Determined to contribute to the bushfire effort, Andrea contacted Medical Rescue Australia, a group of medical professionals that works with the government in times of mass disasters.
I emailed and said, ‘I’m a clinician, a project manager and an educator. I want to help. What can I do?’ They rang first thing the next morning and offered me a deployment to Mallacoota, in far eastern Victoria.
Everything was just black
The town was completely cut off. A few days earlier the Australian Navy had evacuated over 1,000 people by sea and air. So Andrea, two other nurses and a doctor had to fly in.
We were flying into a town that had been classified as state of disaster. Smoke covered the forest, and as we landed, the trees and everything were just black. I had never seen such devastation. Driving from the airport, it looked like a bomb had been dropped.
Welcoming them, the doctor in Mallacoota said that if the four volunteers hadn’t arrived, the medical centre would have to have closed.
Andrea (left) with Lisa (right) at Mallacoota
People had to flee for their lives
Andrea’s patients were a combination of locals and holidaymakers, there for Christmas.
Some were in complete shock and utter disbelief. People had to flee for their lives. I worked with people who had to run into the ocean carrying their children because the fire had surrounded the beach.
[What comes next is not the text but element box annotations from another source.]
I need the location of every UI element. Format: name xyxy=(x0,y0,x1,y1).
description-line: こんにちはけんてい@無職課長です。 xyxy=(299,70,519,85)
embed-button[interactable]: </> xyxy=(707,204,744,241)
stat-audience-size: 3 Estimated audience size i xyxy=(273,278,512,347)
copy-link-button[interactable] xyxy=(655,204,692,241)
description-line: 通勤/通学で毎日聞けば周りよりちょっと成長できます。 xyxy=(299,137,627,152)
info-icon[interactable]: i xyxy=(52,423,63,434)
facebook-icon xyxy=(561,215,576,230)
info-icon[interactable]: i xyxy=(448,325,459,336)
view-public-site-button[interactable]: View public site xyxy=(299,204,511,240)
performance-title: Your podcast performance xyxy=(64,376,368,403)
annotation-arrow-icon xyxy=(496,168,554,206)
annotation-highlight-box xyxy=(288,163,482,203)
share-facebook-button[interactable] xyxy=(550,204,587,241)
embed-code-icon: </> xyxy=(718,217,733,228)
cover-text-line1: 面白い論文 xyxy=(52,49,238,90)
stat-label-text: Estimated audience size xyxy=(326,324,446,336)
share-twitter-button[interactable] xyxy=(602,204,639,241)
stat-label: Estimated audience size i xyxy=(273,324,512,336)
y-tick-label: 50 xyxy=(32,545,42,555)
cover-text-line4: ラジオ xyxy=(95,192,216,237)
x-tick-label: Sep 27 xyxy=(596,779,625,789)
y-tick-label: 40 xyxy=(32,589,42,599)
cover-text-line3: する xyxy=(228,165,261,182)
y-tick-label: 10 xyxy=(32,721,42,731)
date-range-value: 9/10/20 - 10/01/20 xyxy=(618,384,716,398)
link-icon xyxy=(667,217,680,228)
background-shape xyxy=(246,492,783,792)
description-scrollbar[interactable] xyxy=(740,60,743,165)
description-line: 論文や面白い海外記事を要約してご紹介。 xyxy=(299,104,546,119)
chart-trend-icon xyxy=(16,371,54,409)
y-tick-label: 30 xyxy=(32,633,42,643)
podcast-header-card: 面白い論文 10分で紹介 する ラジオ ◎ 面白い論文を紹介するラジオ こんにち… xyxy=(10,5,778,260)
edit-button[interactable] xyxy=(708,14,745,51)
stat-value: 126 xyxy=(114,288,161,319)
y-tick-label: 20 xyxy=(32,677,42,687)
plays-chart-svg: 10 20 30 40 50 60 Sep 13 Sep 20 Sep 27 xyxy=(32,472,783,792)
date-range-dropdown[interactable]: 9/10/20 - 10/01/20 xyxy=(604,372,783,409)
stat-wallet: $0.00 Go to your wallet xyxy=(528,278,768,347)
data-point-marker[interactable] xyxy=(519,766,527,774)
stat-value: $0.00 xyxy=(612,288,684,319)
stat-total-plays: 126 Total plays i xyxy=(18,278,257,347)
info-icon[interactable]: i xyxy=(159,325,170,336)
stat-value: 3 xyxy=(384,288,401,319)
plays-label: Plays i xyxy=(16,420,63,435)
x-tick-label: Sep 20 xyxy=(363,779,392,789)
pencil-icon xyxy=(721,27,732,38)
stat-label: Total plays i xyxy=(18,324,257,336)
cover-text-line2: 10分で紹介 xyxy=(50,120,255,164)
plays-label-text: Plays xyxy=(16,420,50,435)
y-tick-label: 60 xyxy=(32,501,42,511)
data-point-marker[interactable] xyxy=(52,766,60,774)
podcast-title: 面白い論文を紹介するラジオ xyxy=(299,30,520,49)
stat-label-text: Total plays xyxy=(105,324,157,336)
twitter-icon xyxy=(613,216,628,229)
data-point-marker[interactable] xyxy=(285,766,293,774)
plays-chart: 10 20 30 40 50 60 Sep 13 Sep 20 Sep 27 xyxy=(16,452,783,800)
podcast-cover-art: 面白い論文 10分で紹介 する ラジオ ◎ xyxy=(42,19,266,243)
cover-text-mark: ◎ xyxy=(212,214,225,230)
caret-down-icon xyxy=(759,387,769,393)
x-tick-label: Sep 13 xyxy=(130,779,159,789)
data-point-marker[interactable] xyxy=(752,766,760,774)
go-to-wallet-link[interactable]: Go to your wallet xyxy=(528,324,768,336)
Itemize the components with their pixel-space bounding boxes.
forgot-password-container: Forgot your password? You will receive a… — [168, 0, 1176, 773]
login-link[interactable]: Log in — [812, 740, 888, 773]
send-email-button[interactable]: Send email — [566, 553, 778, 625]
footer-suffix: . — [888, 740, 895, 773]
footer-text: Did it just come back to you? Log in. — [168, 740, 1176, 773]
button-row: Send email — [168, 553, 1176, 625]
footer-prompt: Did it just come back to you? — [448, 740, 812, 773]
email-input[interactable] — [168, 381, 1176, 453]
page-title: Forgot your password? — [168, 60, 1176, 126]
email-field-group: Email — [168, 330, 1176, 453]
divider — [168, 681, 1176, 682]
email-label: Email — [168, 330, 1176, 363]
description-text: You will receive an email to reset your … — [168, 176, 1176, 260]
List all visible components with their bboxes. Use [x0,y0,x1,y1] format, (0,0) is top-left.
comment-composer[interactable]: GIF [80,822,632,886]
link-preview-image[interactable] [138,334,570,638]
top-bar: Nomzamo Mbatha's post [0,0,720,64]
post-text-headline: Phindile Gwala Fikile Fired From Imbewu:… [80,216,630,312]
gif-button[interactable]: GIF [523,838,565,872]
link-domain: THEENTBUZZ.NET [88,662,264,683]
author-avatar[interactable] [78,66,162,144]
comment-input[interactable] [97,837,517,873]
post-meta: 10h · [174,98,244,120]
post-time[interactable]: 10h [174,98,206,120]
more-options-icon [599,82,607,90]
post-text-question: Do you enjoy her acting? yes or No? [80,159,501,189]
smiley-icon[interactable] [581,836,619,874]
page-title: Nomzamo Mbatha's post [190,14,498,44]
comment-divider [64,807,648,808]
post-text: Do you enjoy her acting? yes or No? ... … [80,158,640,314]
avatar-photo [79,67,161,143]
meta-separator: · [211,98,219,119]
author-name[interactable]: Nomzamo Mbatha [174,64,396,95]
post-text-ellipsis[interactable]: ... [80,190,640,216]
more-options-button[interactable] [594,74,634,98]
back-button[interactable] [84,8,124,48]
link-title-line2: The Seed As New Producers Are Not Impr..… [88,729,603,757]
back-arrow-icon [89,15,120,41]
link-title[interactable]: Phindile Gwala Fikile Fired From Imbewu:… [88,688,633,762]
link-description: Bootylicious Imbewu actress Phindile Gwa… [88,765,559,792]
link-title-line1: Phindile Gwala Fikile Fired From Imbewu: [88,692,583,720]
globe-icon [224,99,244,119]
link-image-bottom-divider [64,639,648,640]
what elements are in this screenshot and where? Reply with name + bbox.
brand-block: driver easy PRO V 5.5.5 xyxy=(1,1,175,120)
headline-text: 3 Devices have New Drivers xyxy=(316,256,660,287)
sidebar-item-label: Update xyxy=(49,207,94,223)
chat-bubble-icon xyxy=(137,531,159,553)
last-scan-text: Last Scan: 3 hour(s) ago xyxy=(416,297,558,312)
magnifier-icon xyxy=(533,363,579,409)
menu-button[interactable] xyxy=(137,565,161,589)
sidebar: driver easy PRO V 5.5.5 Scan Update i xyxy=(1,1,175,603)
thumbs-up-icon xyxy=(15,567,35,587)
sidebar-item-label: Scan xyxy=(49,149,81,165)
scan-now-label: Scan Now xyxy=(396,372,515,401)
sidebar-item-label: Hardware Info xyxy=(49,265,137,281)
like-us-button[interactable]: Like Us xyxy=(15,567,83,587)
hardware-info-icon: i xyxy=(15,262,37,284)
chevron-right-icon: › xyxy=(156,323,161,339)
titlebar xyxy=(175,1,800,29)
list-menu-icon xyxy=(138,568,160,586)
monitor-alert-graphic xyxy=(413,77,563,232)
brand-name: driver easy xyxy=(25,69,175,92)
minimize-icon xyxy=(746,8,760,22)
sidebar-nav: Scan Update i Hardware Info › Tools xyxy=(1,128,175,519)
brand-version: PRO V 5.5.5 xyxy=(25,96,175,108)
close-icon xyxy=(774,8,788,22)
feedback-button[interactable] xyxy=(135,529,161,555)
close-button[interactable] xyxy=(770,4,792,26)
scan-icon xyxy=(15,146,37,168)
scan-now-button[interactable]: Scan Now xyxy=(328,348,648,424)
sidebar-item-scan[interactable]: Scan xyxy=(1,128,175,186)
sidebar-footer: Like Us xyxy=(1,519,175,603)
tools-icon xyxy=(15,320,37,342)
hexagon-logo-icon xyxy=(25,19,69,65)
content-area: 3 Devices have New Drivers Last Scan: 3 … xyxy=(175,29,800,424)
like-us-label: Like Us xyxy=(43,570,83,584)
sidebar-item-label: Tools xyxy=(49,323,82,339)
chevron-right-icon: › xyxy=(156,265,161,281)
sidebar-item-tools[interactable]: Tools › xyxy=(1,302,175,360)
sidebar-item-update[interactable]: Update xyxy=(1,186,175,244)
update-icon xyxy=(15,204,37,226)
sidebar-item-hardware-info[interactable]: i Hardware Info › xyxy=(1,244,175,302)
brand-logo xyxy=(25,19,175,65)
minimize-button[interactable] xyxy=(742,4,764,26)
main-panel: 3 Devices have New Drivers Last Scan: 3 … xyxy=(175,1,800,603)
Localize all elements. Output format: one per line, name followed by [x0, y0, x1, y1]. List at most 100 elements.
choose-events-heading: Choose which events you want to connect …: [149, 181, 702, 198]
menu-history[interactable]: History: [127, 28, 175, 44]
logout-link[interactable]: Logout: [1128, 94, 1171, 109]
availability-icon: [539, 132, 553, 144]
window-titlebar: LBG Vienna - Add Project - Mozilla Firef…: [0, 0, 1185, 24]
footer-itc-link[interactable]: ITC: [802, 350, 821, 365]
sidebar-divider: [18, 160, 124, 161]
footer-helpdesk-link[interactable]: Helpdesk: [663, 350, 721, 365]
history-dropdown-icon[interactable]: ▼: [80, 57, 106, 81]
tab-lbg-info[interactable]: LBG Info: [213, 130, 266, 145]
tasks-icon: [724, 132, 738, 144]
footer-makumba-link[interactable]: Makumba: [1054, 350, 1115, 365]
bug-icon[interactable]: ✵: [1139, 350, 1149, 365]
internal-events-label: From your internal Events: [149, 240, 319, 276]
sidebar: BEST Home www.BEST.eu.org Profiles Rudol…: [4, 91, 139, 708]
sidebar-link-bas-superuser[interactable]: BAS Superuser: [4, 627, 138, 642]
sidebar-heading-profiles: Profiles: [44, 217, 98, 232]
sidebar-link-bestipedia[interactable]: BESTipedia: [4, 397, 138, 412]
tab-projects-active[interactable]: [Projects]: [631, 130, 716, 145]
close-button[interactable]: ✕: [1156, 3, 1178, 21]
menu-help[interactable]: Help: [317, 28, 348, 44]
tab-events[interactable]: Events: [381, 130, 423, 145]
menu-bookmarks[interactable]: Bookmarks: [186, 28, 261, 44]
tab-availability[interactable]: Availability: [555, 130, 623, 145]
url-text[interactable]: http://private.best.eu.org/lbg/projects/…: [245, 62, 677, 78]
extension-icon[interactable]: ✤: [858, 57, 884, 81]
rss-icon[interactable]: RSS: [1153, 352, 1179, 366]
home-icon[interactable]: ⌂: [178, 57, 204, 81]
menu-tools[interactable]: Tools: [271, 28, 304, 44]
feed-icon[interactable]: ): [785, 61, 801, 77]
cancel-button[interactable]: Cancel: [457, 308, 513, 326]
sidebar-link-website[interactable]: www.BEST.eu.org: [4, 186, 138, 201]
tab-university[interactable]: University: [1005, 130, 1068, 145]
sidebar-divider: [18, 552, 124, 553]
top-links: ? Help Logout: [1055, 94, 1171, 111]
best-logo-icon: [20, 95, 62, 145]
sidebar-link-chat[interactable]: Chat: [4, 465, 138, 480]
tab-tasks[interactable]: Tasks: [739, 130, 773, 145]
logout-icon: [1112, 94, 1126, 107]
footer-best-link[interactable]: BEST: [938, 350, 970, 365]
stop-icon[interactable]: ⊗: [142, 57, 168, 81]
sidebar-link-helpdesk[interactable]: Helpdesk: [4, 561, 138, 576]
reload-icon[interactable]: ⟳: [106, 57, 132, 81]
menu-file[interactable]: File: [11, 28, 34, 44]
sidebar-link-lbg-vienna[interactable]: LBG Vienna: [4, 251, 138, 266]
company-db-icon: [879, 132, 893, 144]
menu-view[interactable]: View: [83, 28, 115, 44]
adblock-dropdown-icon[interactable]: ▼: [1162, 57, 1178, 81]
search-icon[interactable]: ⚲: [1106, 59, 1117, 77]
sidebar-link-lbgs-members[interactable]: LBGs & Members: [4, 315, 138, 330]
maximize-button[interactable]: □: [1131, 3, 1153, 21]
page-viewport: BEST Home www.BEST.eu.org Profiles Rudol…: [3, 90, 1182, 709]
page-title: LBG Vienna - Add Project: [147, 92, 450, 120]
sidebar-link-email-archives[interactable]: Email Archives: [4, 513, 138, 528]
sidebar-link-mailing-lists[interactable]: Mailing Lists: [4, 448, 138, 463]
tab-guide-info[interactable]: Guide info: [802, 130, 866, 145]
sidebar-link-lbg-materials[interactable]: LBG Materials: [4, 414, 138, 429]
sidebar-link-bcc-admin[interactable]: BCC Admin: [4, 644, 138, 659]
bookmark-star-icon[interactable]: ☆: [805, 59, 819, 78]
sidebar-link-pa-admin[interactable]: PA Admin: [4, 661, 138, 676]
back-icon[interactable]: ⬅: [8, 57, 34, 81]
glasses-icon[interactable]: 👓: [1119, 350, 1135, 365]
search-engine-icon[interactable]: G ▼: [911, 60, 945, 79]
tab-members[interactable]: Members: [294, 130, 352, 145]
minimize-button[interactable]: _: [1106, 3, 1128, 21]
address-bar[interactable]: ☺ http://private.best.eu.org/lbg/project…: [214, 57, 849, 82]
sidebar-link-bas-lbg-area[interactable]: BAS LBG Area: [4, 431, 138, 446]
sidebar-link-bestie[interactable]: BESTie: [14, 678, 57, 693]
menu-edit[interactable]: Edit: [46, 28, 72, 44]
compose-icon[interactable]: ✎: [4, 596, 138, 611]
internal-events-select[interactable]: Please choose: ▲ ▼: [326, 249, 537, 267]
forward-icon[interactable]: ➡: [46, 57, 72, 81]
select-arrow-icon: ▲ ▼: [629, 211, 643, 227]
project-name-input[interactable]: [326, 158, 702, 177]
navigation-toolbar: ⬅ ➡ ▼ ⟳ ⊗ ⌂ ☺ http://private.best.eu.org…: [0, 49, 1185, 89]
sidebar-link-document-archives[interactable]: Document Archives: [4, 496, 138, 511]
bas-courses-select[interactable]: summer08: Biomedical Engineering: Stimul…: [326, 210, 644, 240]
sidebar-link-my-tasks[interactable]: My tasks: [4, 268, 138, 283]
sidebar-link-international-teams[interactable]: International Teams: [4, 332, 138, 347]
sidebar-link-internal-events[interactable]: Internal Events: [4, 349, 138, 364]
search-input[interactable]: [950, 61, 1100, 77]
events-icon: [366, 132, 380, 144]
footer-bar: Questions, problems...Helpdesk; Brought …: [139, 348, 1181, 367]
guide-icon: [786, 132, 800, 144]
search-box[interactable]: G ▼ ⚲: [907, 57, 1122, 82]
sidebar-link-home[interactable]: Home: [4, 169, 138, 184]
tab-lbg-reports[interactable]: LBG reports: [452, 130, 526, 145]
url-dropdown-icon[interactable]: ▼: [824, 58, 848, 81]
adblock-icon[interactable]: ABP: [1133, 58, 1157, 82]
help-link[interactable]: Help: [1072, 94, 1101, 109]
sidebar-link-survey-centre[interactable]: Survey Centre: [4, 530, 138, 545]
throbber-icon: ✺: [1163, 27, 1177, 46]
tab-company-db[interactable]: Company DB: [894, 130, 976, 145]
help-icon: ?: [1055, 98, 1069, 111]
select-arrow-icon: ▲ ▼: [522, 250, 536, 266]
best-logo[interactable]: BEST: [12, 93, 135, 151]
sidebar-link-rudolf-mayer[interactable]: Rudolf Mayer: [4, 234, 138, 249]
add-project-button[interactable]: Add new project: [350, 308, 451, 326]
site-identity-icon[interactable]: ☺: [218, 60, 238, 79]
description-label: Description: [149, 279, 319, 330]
Andrea’s range of Nursing skills meant she could conduct comprehensive nursing assessments of people who’d sustained physical injuries as a result of the fire and smoke, and attend to those suffering mental injuries from the trauma of the situation.
A lot of my work was simply listening and acknowledging that the feelings people had were normal consequences of an abnormal event. It had a profound effect on me, because it was heartbreaking to see the devastation that people had been through.
If I didn’t know what I do know about trauma, I would’ve been able to help these people as effectively. I truly believe it was meant to be there.
Andrea did two stints at Mallacoota and was there for 17 days in total.
I was just doing what I know how to do. Just being a nurse. It wasn’t hard for me at all. But coming home was hard. Leaving those people behind.
Bringing her experiences into the classroom
I’ll certainly use the experiences I’ve had over summer as teaching tools in the classroom.
Nursing skills are needed everywhere, as Andrea’s story shows, from city hospitals to small towns. And when you’ve graduated as a nurse so many opportunities will open up, if you’re proactive in finding them.
I only had to send one email and I was off on probably one of the biggest experiences of my life. If you put yourself out there, you would be surprised where you can end up.
Amidst the horrors of the fires, Andrea celebrated her birthday. Word spread and when she went to dinner at the local pub, the place was packed with towns people, Defence personal and SAS, volunteers, the police and fire fighters. And when she cut the cake, ‘I had everyone singing me “Happy Birthday”.’